By Yukiko Tanaka
For The North American Post
With the station at your back, you see in front a few broad, formal-looking streets extending all the way to the palace compound; this is another reason why Marunouchi Mouth is the “front” of the Tokyo Central Station. Taking one of the broad roads that extend straight from the station, you can walk to the entrance to the Palace compound in ten minutes. You can also take an underground passage from the station most of the way but when you reach the moat, you are in the urban oasis of water and much green; along the path surrounding the moat are willows and other trees. Although traffic is still heavy here, you see some swans gliding by the boat in deep water. Then, you soon find yourself in open space full of fresh air. You spot one of several palace gates.
You are in Chiyoda Ward, a considerable part of which is the palace compound (usually referred to simply “kookyo”), a vast area encircled by a high wall of huge rocks and moat with deep water. Beyond the trees seen from the street is, it seems, a wood; I heard that quite a few species of birds and small animals live there. The palace, or the castle, was once a residence of the Tokugawa shoguns, the first of whom had it built. The compound now consists at three parts: Kitanomaru, Higashi Garden and Nishinomaru, generally referred to as Fukiage-gyoen and off-limits to the public, it being the residence of emperors and his consort.
Gaien, or Outer Garden, is a big open space, where, in the shogun’s era, were the residences of some high-ranking officials; now with low-growing black pines in part is for the public to enjoy. Sometimes you see volunteers (from all over Japan, I heard) taking care of these pines, literally needle by needle. This plaza, whose expansiveness is rare in central Tokyo, is now a park, which people use in various ways including political gatherings (including a particular May Day demonstration, which ended with a few casualties), students rallies and gatherings for New Years Day celebration and on the occasions for mourning. Beyond Nijubashi, an elegant bridge, is off-limits to the public but twice a year it can be crossed into the inner part of the palace compound, and one can be greeted by the emperor and other royal families.

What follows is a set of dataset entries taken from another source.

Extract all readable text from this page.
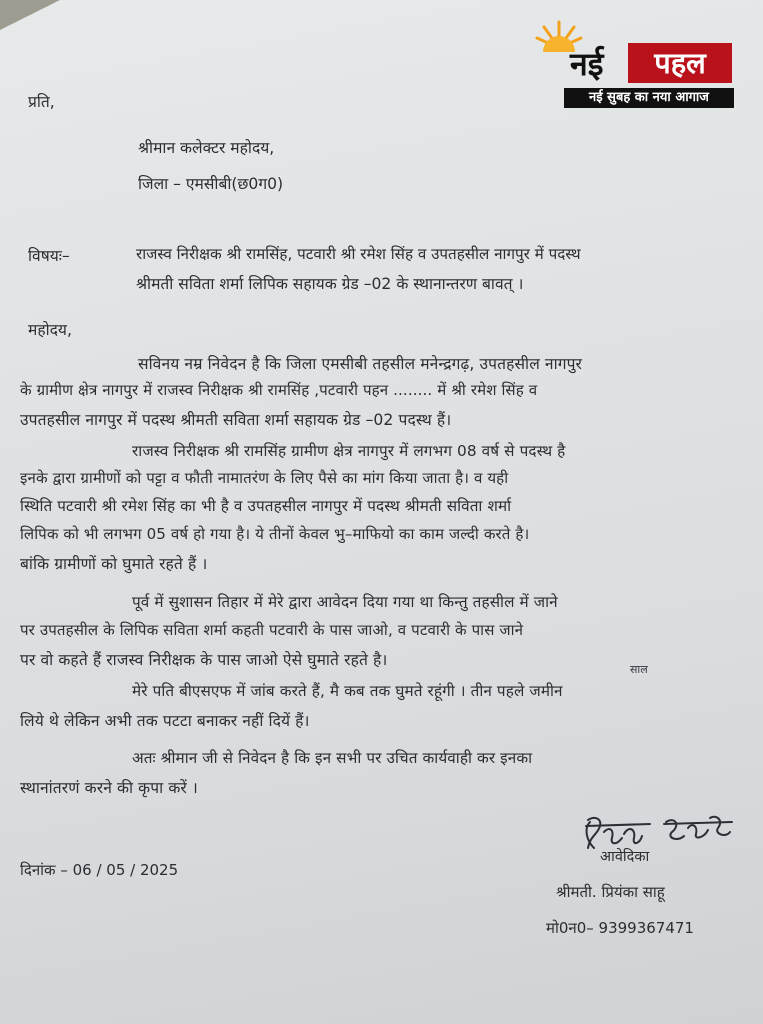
नई	पहल
नई सुबह का नया आगाज
प्रति,
श्रीमान कलेक्टर महोदय,
जिला – एमसीबी(छ0ग0)
विषयः–	राजस्व निरीक्षक श्री रामसिंह, पटवारी श्री रमेश सिंह व उपतहसील नागपुर में पदस्थ
श्रीमती सविता शर्मा लिपिक सहायक ग्रेड –02 के स्थानान्तरण बावत् ।
महोदय,
सविनय नम्र निवेदन है कि जिला एमसीबी तहसील मनेन्द्रगढ़, उपतहसील नागपुर
के ग्रामीण क्षेत्र नागपुर में राजस्व निरीक्षक श्री रामसिंह ,पटवारी पहन ........ में श्री रमेश सिंह व
उपतहसील नागपुर में पदस्थ श्रीमती सविता शर्मा सहायक ग्रेड –02 पदस्थ हैं।
राजस्व निरीक्षक श्री रामसिंह ग्रामीण क्षेत्र नागपुर में लगभग 08 वर्ष से पदस्थ है
इनके द्वारा ग्रामीणों को पट्टा व फौती नामातरंण के लिए पैसे का मांग किया जाता है। व यही
स्थिति पटवारी श्री रमेश सिंह का भी है व उपतहसील नागपुर में पदस्थ श्रीमती सविता शर्मा
लिपिक को भी लगभग 05 वर्ष हो गया है। ये तीनों केवल भु–माफियो का काम जल्दी करते है।
बांकि ग्रामीणों को घुमाते रहते हैं ।
पूर्व में सुशासन तिहार में मेरे द्वारा आवेदन दिया गया था किन्तु तहसील में जाने
पर उपतहसील के लिपिक सविता शर्मा कहती पटवारी के पास जाओ, व पटवारी के पास जाने
पर वो कहते हैं राजस्व निरीक्षक के पास जाओ ऐसे घुमाते रहते है।
साल
मेरे पति बीएसएफ में जांब करते हैं, मै कब तक घुमते रहूंगी । तीन पहले जमीन
लिये थे लेकिन अभी तक पटटा बनाकर नहीं दियें हैं।
अतः श्रीमान जी से निवेदन है कि इन सभी पर उचित कार्यवाही कर इनका
स्थानांतरणं करने की कृपा करें ।
आवेदिका
दिनांक – 06 / 05 / 2025
श्रीमती. प्रियंका साहू
मो0न0– 9399367471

One reason that this public space of the plaza is so delightful and peaceful despite its being at the very center of Tokyo, is, as you quickly realize, because there are no high rises around at all; they are forbidden (although I don’t know of any laws to say so) or with a unanimous agreement. Someone described the palace compound a “black hole,” but being here, sitting or lying on the lawn of the Palace Plaza, you find as if time has ceased. You occasionally see a few joggers, some foreigners, going around the moat; this is an ideal spot to run or walk indeed. I used to bike here and felt happy, feeling a breeze on my face. I cannot think of a better place to be, not only in all of Tokyo but in any major city of the world that I know; that is the reason why I believe Tokyo is one of the greatest cities of the world.
Otemon Gate, which you reach at the end of the broad street you walked from the station, is the main one of several gates to the palace. The original one gate burned during the Tokyo firebombing, so what you see today is a reconstruction. Pay attention, however, that it is constructed with military combats in mind; there are two gates with a small open space between, and on one side is a high landing from which to attack lured enemies. You realize that the Palace, built originally as a castle, was also a military stronghold. Although there were no more wars since, the builder built it after having gone through the turbulent era of civil strife.
You go into the Palace Eastern Garden through this gate. A small building near the gate to your right is Shozokan, a museum where Imperial holdings, including gifts from royal families and governments of foreign countries, are on display; admission is free and displays occasionally changes. The garden, which is open to the public all year round, is also free; you enter having received a ticket at the entrance to return it at the other gate from which you exit.